I love my cool brilliant friends and I love participating in these jams. I can't wait to see what everyone makes next!

Sketch Gamedev and Glorious Trainwrecks

Since late 2024, I've shared five little games on Glorious Trainwrecks, a site I've adored for a long time. The intent was to embrace "sketch gamedev," to slam out tiny games in a few hours a-piece. I've enjoyed many games made in this mode by others. I thought posting on the site, which is all about this spirit of playful experimentation, would help me enter it myself. (Glorious Trainwrecks is also a creative crucible that helped forge many of my all-time favorite freeware devs. In my arrogance, I thought contributing to the site would help my own light shine similarly bright.)

I failed miserably at my goal. I did successfully slam out a couple games in a day or two each. Then the third one took a week. Then the fourth and fifth ones took multiple weeks spread out over several months each. Ah well. 

The first game was Broccoli, a tiny RPGMaker 2003 "horror" game. I made it the same way I've continued approaching flash fiction for our local writer's club. I generated ten random words on this site, picked two ("broccoli" and "horror"), then made a game. I got the bulk of it down in 2-3 hours, then polished it up and posted it the next day. I consider this a Success in terms of "embracing sketch dev," and if I'd continued with this approach I'd be writing a different blog post.

A little before Christmas last year, I released Action Sketches on itch. It collects the remaining four games I released on Glorious Trainwrecks, all action games made in Love2d. (My favorite is probably Danse Macabre, made in about a week, but I like all of them.) 

If I really wanted to make sketch games, I needed to use easy tools I'm comfy with like RPGMaker, Bitsy, or Twine. I'm still very much a newbie when it comes to coding games from scratch, and making even simple games in Love takes me a long time. I did learn a lot about how I like organizing and building games on the back-end, and I feel much better equipped to tackle other projects in the future. So, still a win ultimately, even if I didn't turn out a whole feast of games like I wanted.

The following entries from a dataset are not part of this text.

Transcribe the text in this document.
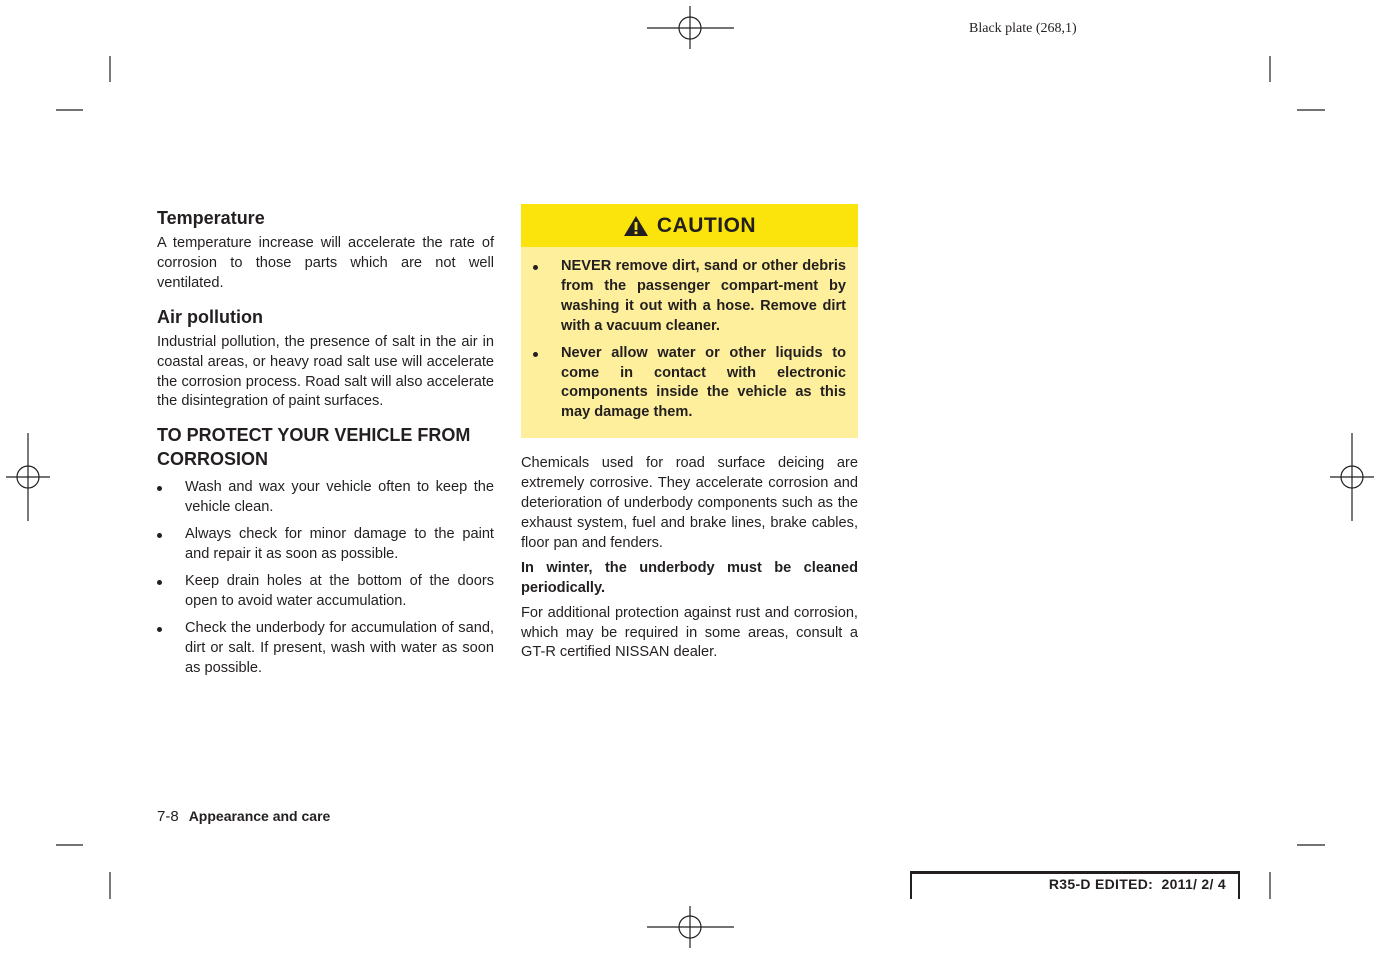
Black plate (268,1)
Temperature

A temperature increase will accelerate the rate of corrosion to those parts which are not well ventilated.

Air pollution

Industrial pollution, the presence of salt in the air in coastal areas, or heavy road salt use will accelerate the corrosion process. Road salt will also accelerate the disintegration of paint surfaces.

TO PROTECT YOUR VEHICLE FROM CORROSION
Wash and wax your vehicle often to keep the vehicle clean.
Always check for minor damage to the paint and repair it as soon as possible.
Keep drain holes at the bottom of the doors open to avoid water accumulation.
Check the underbody for accumulation of sand, dirt or salt. If present, wash with water as soon as possible.
CAUTION
NEVER remove dirt, sand or other debris from the passenger compart-ment by washing it out with a hose. Remove dirt with a vacuum cleaner.
Never allow water or other liquids to come in contact with electronic components inside the vehicle as this may damage them.

Chemicals used for road surface deicing are extremely corrosive. They accelerate corrosion and deterioration of underbody components such as the exhaust system, fuel and brake lines, brake cables, floor pan and fenders.

In winter, the underbody must be cleaned periodically.

For additional protection against rust and corrosion, which may be required in some areas, consult a GT-R certified NISSAN dealer.

7-8 Appearance and care
R35-D EDITED:  2011/ 2/ 4
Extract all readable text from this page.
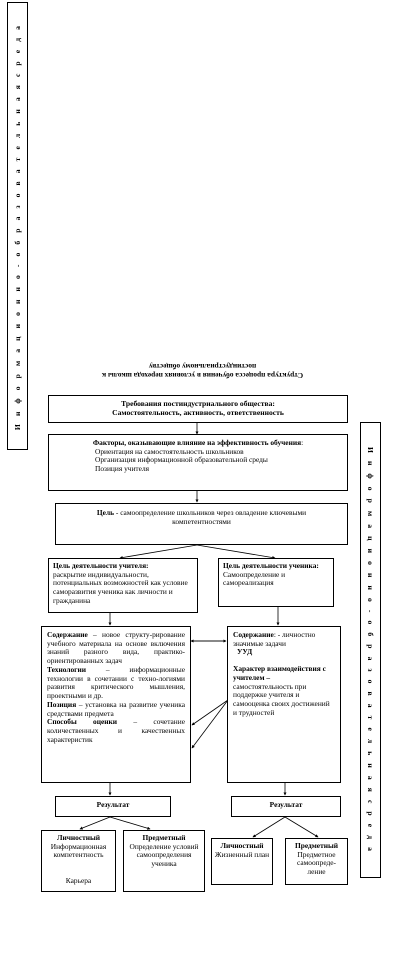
И н ф о р м а ц и о н н о - о б р а з о в а т е л ь н а я с р е д а
И н ф о р м а ц и о н н о - о б р а з о в а т е л ь н а я с р е д а
Структура процесса обучения в условиях перехода школы к
постиндустриальному обществу
Требования постиндустриального общества:
Самостоятельность, активность, ответственность
Факторы, оказывающие влияние на эффективность обучения:
Ориентация на самостоятельность школьников
Организация информационной образовательной среды
Позиция учителя
Цель - самоопределение школьников через овладение ключевыми компетентностями
Цель деятельности учителя:
раскрытие индивидуальности, потенциальных возможностей как условие самоpазвития ученика как личности и гражданина
Цель деятельности ученика:
Самоопределение и самореализация
Содержание – новое структу-рирование учебного материала на основе включения знаний разного вида, практико-ориентированных задач
Технологии – информационные технологии в сочетании с техно-логиями развития критического мышления, проектными и др.
Позиция – установка на развитие ученика средствами предмета
Способы оценки – сочетание количественных и качественных характеристик
Содержание: - личностно значимые задачи
УУД
Характер взаимодействия с учителем –
самостоятельность при поддержке учителя и самооценка своих достижений и трудностей
Результат	Результат
Личностный
Информационная компетентность
Карьера
Предметный
Определение условий самоопределения ученика
Личностный
Жизненный план
Предметный
Предметное самоопреде-ление
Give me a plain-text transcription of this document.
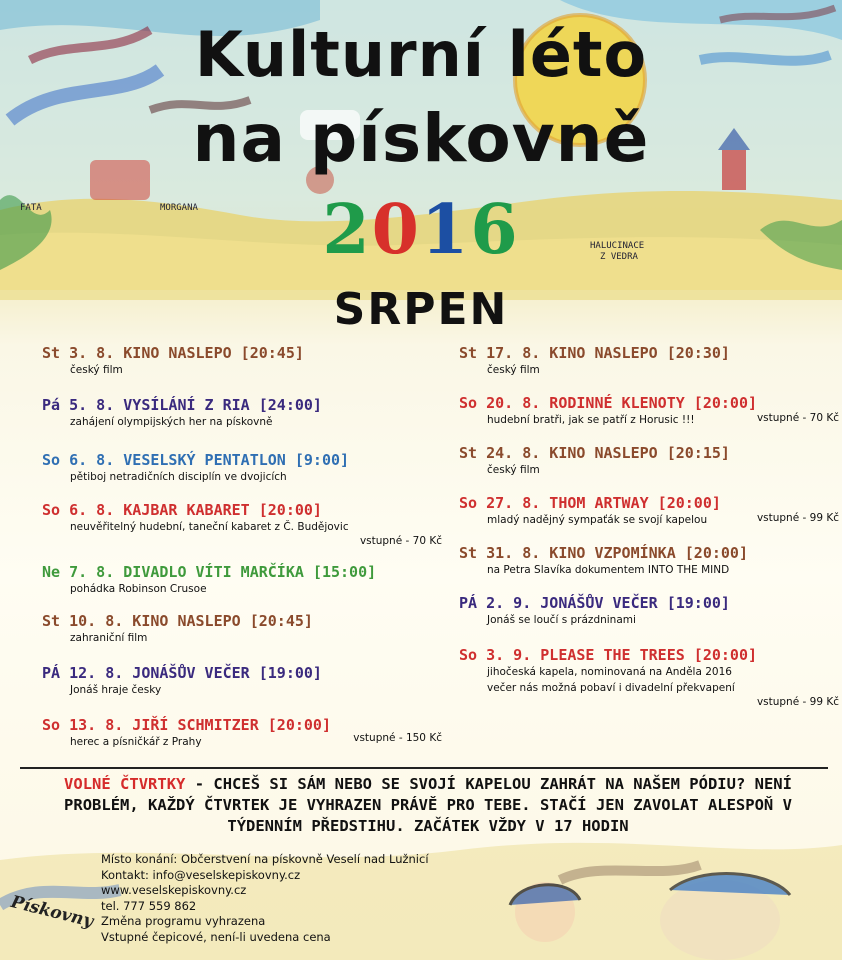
FATA	MORGANA
HALUCINACE
Z VEDRA
Kulturní léto
na pískovně
2016
SRPEN
St 3. 8. KINO NASLEPO [20:45]
český film
Pá 5. 8. VYSÍLÁNÍ Z RIA [24:00]
zahájení olympijských her na pískovně
So 6. 8. VESELSKÝ PENTATLON [9:00]
pětiboj netradičních disciplín ve dvojicích
So 6. 8. KAJBAR KABARET [20:00]
neuvěřitelný hudební, taneční kabaret z Č. Budějovic
vstupné - 70 Kč
Ne 7. 8. DIVADLO VÍTI MARČÍKA [15:00]
pohádka Robinson Crusoe
St 10. 8. KINO NASLEPO [20:45]
zahraniční film
PÁ 12. 8. JONÁŠŮV VEČER [19:00]
Jonáš hraje česky
So 13. 8. JIŘÍ SCHMITZER [20:00]
herec a písničkář z Prahy	vstupné - 150 Kč
St 17. 8. KINO NASLEPO [20:30]
český film
So 20. 8. RODINNÉ KLENOTY [20:00]
hudební bratři, jak se patří z Horusic !!!	vstupné - 70 Kč
St 24. 8. KINO NASLEPO [20:15]
český film
So 27. 8. THOM ARTWAY [20:00]
mladý nadějný sympaťák se svojí kapelou	vstupné - 99 Kč
St 31. 8. KINO VZPOMÍNKA [20:00]
na Petra Slavíka dokumentem INTO THE MIND
PÁ 2. 9. JONÁŠŮV VEČER [19:00]
Jonáš se loučí s prázdninami
So 3. 9. PLEASE THE TREES [20:00]
jihočeská kapela, nominovaná na Anděla 2016
večer nás možná pobaví i divadelní překvapení
vstupné - 99 Kč
VOLNÉ ČTVRTKY - CHCEŠ SI SÁM NEBO SE SVOJÍ KAPELOU ZAHRÁT NA NAŠEM PÓDIU? NENÍ PROBLÉM, KAŽDÝ ČTVRTEK JE VYHRAZEN PRÁVĚ PRO TEBE. STAČÍ JEN ZAVOLAT ALESPOŇ V TÝDENNÍM PŘEDSTIHU. ZAČÁTEK VŽDY V 17 HODIN
Místo konání: Občerstvení na pískovně Veselí nad Lužnicí
Kontakt: info@veselskepiskovny.cz
www.veselskepiskovny.cz
tel. 777 559 862
Změna programu vyhrazena
Vstupné čepicové, není-li uvedena cena
Pískovny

There's one more "problem" that got in the way of me making sketch games. Every single one of these I put out, friends immediately jumped in, live-posted them, and said nice things to me. I have an intensely supportive peer group of artist friends; I want to reward their care and attention with competent, enriching art. That's an extra bit of self-imposed (and obviously optional!) pressure that makes it harder to just throw something together, to not worry endlessly about whether it "works" or not.

I want to keep experimenting with quicker modes of creation (in addition to longer form works, of course). I might try approaching it like I have my flash fiction, mostly keeping it to myself and a few close peers, then releasing a collection of works I particularly like all at once. Or maybe I'll get over myself and post a bunch of art on Glorious Trainwrecks (or elsewhere) again. My friend sraëka has been doing that on itch for the last few months and they're having a lovely time.

It was a good experiment. I've been at this in earnest for thirteen years; I think I'm finally figuring out what I want my art practice to look like, one teeny tiny step at a time.